Trying to rock the sexy librarian look did not work out.   My glasses made my face greasy, my lenses were foggy, the bridge of my nose hurt, the sides of my head ached and not just one person said “Hey, I didn’t know you wore glasses”.  That combined with me frothing at the mouth and losing sleep about the inventory I was working on, I was about ready to go home.

When I finally did get home (at 9:30 pm), Emile said “Hey, wearing your glasses today!”

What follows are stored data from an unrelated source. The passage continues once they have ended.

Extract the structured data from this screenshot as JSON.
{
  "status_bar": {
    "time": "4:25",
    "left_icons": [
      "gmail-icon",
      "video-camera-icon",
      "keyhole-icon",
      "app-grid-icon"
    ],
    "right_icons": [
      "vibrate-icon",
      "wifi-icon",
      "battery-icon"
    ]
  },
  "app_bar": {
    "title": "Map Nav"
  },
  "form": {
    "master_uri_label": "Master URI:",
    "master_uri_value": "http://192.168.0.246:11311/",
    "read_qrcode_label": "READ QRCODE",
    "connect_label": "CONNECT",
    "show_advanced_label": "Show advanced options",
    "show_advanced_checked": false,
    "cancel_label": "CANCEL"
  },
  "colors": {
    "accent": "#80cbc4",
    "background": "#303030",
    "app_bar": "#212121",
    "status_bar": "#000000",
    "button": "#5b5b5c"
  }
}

February 14th, 2013 Extra-Ordinary:  Sigh.  At least glasses hide the bags under your eyes.

 

The Daily EO: February 11th, 2013

When I was in University, I got a job working for the ADAM project.  That is the Adult Development and Memory project.  Essentially, seniors came in and did a bunch of tests, then three years later they came back and then three years later again until.. . . well, they could not come back for many reasons.

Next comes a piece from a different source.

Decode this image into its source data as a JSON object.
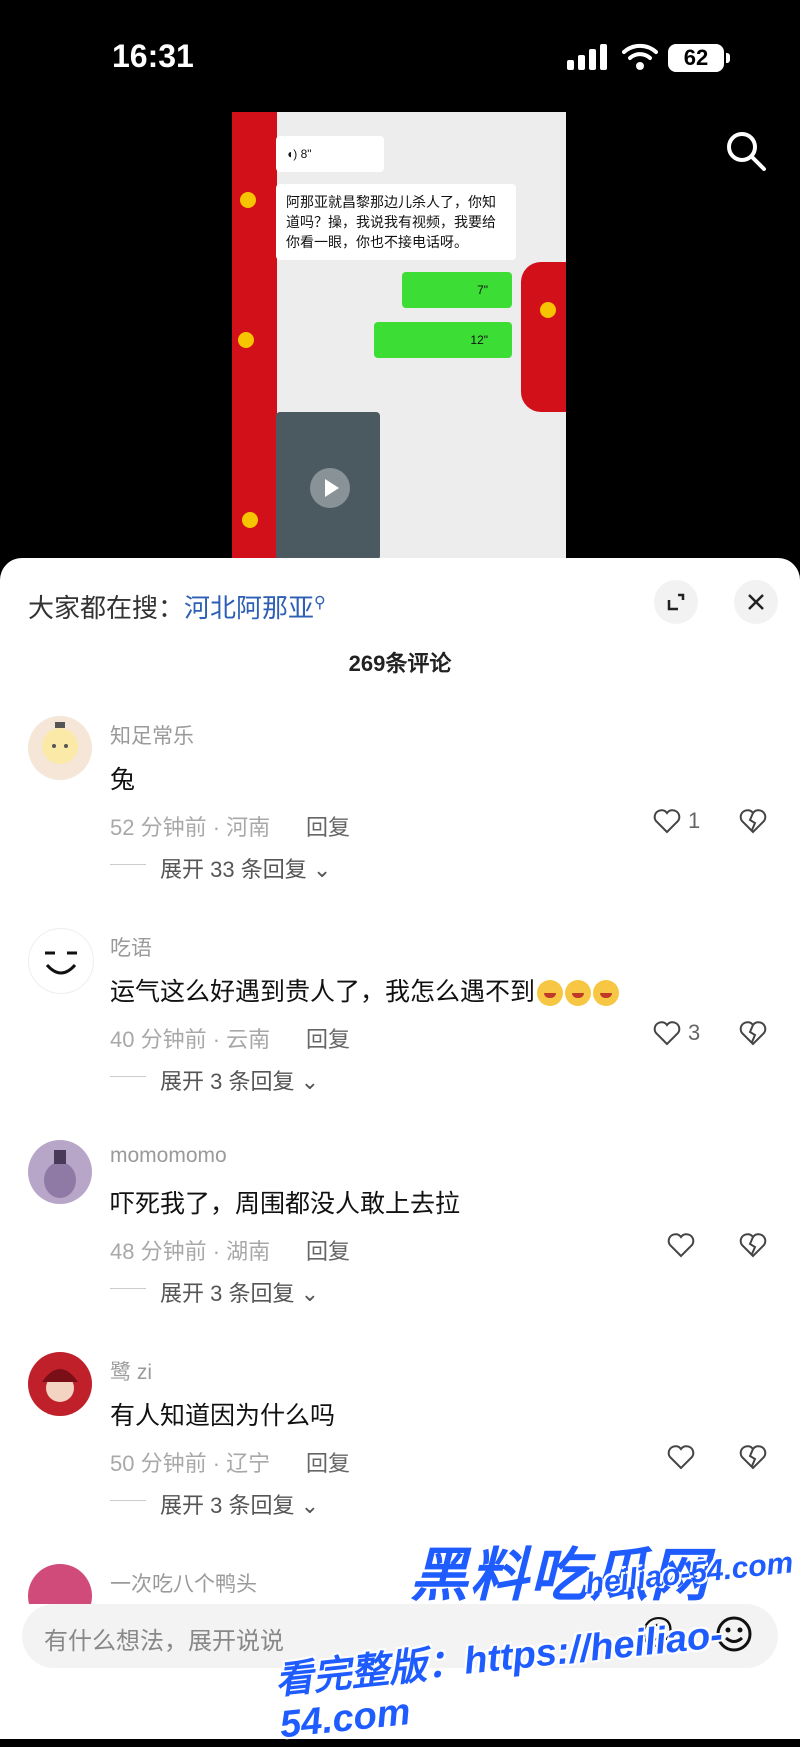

As you can imagine, the study was a long one, and started many years before I got there.  Before modern things like bubble sheets – you know those things you used with multiple choice exams?   Well, as it was thought that perhaps switching from writing answers on a sheet to filling in little bubbles would possibly skew results (ie, a senior may not be able to understand these new fan dangled bubble sheets or not have the dexterity to fill them in correctly).  So, they needed some undergraduates to sit and fill out the bubble sheets to allow for the data to be analyzed faster and more effectively. (Say, cheaper than paying an undergrad full-time at minimum wage).

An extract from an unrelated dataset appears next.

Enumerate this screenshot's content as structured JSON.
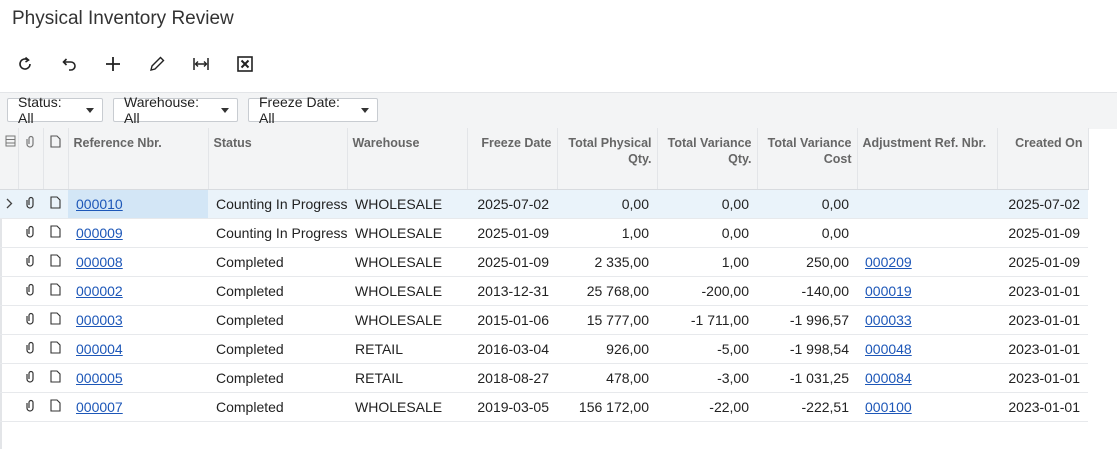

So, that is what I spent an entire summer doing – bubble sheeting.  Filling in bubbles with lead.  It was pretty boring.  Until I realized that if I memorized the data  (ie, question 1 What is your gender, I knew that A= Male and B = Female, no need to look it up), I could go really fast.   So fast in fact, that I could do bubbling sheeting twice as fast as anyone else.  I would take 8 hours worth of work home, watch TV while completing it in 4 hours.  That was a good summer.

I was mentioned in a published psychology paper too – all for my bubble sheeting speed and accuracy.  It looks like the project is ended now, but I hope that over the span of the study it gave some insight on how the human brain ages and processes information over time.

I find mundane repetitive tasks a challenge.  How can I do it faster and better?

When I had to review and determine the action required for over 150 reports at work, I took it as a personal challenge on how quickly I could get it done.  I got into it on Friday, but had to leave before I could really get it done.  It was bugging me.  Alot.  I needed to complete the work and quickly.

February 11th, 2013 Extra-Ordinary:  So much did it bug me that I took BC’s first Family Day to go to the office and complete the work.

 

 

The Daily EO: November 18th, 2012

Emile and I had sushi with my grandma today.  I worked all day to catch up on some work, and we went over to her house after that.

It doesn’t matter what I tell her, she cannot understand why the company is making me work on a Sunday.  That’s awful.  Do I have to work every Sunday?  Did I have to work a shift Monday through Friday and still have to work Sunday?  Is it always going to be like this?  Can’t they let you have time off?  Are you going to get paid extra?  Does everyone have to work Sunday?

November 18th, 2012 Extra-Ordinary:  My grandma thinks the management at my company are terribly rude – she doesn’t get that I am part of that management team.